Detection of Carbonylated Proteins Induced by Long-Wavelength UV and Blue Light Irradiation Using Keratin Film

Abstract

Light irradiation causes the generation of reactive oxygen and induces protein modifications such as carbonylation. This protein modification is employed as a marker of oxidation stress. Human hair keratin film has been known to be an effective device to measure the formation of carbonylated proteins caused by UV irradiation in daily life. When the keratin film was exposed by long-wavelength UVA (L-UVA) high energy visible light (HEV) (380-530 nm) irradiation, the formation of carbonylated proteins could be confirmed and the relative amount was about 40% compared with that by a solar simulator (300-2500 nm).

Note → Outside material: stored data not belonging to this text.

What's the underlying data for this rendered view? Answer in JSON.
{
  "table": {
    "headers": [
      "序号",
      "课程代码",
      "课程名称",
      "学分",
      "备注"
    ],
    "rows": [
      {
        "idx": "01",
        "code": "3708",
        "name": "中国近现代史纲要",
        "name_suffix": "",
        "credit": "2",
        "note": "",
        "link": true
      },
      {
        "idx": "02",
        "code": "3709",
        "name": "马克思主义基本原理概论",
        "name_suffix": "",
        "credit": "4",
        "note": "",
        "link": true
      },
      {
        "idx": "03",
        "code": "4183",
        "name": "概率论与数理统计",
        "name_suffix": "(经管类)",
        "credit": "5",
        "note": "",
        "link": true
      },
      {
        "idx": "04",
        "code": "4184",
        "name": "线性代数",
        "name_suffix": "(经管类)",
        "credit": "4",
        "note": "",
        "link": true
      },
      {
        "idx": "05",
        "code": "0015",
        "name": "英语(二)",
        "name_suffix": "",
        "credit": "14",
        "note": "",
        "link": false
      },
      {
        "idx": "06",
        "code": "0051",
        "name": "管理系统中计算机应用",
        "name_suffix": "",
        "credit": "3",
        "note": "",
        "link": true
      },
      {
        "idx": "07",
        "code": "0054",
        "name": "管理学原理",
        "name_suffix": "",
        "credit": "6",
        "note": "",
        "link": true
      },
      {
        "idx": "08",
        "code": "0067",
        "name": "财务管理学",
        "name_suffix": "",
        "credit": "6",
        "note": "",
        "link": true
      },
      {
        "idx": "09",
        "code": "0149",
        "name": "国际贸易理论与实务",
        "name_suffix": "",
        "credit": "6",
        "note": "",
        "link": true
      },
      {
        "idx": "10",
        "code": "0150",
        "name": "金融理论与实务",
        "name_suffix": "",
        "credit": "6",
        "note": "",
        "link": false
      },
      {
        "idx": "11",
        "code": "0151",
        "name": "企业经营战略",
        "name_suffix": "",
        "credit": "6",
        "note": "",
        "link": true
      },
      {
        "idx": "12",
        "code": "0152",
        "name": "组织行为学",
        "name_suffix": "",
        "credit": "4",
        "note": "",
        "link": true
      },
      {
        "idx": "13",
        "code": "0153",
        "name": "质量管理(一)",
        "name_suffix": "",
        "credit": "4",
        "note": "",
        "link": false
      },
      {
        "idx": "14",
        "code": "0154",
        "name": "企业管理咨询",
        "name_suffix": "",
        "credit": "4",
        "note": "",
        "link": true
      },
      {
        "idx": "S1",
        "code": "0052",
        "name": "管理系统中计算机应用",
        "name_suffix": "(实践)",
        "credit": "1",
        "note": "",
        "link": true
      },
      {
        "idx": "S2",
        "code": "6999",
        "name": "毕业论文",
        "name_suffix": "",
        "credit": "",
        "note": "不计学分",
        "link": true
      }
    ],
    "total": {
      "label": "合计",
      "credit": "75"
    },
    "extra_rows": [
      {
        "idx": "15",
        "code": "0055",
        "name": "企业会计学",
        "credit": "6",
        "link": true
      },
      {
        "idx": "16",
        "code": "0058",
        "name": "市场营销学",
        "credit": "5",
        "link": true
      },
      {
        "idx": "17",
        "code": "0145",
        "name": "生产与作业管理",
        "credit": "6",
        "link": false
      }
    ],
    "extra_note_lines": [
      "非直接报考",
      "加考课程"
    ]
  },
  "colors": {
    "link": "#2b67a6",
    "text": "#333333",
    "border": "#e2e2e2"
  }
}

This value was higher than expected and could not be ignored. Addition of UV absorbers such as benzophenone-3 and methoxydibenzoyl-methane revealed the inhibitory effects on the carbonyl formation by the solar simulator. However, the inhibitory effect was low or disappeared in the case that the keratin film was exposed to L-UVA-HEV irradiation. Among the visible lights, monochromatic blue light/HEV (400-500 nm) irradiation significantly caused the formation of carbonylated proteins compared with those by green light (500-550 nm) and red light (600-700 nm) irradiations. Thus, the keratin film will be a highly sensitive and convenient biomaterial to detect carbonyl formation by blue light/HEV as well as UV irradiation.